Community vegetable planters

Growing for the community in Todmorden, West Yorkshire 

 

I first came across the idea of public food growing in Todmorden, West Yorkshire in 2008. Back then it was so forward-thinking that it featured on the news. The town’s Incredible Edible project, which also supports Todmorden in Bloom, has since blossomed to a network of 120 groups around the UK and has inspired 700 similar efforts around the world.

But for the hardworking gardeners of Todmorden, tasty local crops aren’t the only fruit of their labour. They also pride themselves on having helped transform the wider community, with research showing crime rates in the area are down and growing and eating local produce are up.

There are even eco tours in the town, with their famous greens taking centre stage. Inspired by the innovative gardeners of Todmorden, more and more gardening groups and enterprising individuals around the UK are decorating our public spaces with edibles. Concerns about affordable food (last year food banks gave out 1.2 million food parcels to families in need), healthy eating, food miles and pesticides are just some of the motivations.

As well as these key benefits, growing food in urban spaces is a great way to bring people together. Those from different backgrounds can share a range of cultural cuisines and practices, while children can be enticed by the promise of tiny berries or tomatoes, new scents, and the thrill of a tended seed becoming a meal.

 

'Many of the volunteers didn’t know each other initially, but through sharing knowledge and learning together they formed strong friendships and found a common purpose' said RHS Community Outreach Advisor, Anne Gunning.

Cheetham Hill residents planting for their tea garden

Growing in public places can have a wide range of benefits 


It was a joy to work with Cheetham Hill’s Church of England Community Academy School in Manchester and local residents on their herb garden. Many of the volunteers didn’t know each other initially, but through sharing knowledge and learning together they formed strong friendships and found a common purpose.
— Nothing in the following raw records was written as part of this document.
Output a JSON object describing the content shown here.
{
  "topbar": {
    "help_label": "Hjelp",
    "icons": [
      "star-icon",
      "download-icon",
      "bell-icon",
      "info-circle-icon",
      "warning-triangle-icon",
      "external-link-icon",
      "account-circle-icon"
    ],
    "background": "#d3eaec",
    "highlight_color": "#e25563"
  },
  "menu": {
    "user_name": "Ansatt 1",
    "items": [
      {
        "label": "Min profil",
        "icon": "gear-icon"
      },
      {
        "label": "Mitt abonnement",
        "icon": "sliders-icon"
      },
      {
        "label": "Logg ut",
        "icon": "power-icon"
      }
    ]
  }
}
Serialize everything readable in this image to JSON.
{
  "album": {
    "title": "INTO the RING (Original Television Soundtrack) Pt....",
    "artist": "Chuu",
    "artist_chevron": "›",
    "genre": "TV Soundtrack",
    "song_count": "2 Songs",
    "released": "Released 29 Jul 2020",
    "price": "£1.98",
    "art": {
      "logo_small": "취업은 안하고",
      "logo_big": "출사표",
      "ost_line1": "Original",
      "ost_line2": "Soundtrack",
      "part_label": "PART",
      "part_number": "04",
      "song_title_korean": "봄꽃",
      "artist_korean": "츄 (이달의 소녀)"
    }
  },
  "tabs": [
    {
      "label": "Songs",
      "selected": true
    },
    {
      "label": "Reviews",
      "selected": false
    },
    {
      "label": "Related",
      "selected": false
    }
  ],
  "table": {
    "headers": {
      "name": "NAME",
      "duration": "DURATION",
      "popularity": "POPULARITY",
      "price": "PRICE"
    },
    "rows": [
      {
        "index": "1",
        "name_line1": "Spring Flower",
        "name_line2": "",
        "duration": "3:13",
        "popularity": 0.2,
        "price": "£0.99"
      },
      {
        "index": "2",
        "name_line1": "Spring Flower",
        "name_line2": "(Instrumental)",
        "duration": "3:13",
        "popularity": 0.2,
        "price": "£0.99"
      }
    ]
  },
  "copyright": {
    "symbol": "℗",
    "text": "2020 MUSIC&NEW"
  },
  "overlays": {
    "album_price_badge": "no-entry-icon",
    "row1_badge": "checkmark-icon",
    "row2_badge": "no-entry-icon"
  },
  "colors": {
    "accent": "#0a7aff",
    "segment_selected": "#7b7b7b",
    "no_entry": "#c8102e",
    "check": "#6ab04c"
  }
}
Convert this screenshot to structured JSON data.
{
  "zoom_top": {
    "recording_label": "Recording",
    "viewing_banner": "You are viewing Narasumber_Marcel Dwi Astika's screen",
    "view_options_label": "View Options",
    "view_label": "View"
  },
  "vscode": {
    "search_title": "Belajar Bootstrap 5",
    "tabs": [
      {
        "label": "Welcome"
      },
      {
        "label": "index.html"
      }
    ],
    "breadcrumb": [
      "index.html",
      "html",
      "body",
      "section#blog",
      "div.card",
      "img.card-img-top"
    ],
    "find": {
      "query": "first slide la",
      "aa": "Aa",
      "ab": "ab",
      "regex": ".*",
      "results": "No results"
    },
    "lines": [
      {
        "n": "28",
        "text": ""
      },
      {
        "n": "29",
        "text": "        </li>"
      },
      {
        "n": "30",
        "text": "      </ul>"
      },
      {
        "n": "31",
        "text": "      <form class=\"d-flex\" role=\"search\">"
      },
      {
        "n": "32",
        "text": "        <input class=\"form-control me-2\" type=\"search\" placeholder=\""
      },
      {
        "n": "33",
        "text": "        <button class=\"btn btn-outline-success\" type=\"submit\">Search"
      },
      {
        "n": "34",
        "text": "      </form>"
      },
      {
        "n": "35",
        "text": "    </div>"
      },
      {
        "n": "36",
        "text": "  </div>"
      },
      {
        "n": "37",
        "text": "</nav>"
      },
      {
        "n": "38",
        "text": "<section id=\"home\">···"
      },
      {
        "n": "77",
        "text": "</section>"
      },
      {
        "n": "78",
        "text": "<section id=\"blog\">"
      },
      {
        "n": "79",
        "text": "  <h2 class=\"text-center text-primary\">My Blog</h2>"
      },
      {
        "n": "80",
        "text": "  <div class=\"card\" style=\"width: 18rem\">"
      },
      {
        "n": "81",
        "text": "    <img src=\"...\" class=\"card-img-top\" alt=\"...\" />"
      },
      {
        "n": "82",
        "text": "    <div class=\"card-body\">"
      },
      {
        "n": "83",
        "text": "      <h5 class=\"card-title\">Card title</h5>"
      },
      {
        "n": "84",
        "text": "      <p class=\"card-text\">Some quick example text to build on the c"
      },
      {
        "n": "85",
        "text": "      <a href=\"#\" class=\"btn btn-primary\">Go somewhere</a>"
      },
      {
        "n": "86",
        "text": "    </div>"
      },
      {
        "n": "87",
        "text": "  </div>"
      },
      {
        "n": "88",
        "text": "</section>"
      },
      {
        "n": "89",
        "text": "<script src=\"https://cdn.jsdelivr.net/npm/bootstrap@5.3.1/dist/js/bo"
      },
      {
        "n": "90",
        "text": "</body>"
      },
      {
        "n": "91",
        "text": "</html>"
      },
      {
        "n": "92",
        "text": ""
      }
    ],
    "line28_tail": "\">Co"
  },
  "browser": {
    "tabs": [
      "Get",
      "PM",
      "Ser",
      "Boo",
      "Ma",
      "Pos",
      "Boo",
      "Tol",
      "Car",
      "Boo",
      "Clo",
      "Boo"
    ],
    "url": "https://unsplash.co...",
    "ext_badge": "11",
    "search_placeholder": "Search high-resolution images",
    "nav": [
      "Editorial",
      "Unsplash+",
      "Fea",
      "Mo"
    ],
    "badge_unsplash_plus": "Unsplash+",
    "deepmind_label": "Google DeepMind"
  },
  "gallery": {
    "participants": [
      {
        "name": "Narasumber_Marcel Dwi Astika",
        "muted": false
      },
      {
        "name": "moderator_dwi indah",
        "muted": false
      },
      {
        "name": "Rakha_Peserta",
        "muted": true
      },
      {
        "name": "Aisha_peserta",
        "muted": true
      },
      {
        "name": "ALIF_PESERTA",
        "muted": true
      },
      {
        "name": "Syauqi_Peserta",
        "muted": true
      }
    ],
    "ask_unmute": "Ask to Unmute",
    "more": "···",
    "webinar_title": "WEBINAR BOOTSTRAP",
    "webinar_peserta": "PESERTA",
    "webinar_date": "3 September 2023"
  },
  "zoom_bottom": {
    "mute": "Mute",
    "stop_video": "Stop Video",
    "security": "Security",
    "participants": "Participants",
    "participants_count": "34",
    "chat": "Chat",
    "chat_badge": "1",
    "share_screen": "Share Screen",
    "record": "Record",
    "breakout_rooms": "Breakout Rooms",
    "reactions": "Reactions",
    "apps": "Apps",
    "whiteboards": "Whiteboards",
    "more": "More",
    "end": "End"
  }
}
One of the local residents shared her home-grown tea recipe made with sage, lemon verbena and mint, which she used as healthy a pick-me-up.

Another Its Your Neighbourhood group, Heald Place Primary School, also in Manchester, connected parents that had recently arrived in the UK, helping them share English language skills while tending to their crops outside the school. 

Meanwhile, practised community growers and former national finalists at Chorley In Bloom, inspired by the gardeners of nearby Todmorden, sought to demonstrate the appeal of fresh, home-grown produce against the backdrop of ever-more available fast food. Fruit, vegetables and herbs replaced daffodils and bedding plants in their pavement displays, annotated with labels such as ‘pick me’, or ‘leave me a few weeks’, encouraging passers-by to help themselves and learn new recipes. The group has since set up a whole new edible garden on disused land behind a retail outlet, with funding from Tesco’s Bags of Help, creating a mini sanctuary for people to enjoy a quiet moment while picking fresh produce or maybe doing a little weeding.

Growing food in public spaces can have a wide range of benefits even to those who simply walk by the plot, and see something unexpected!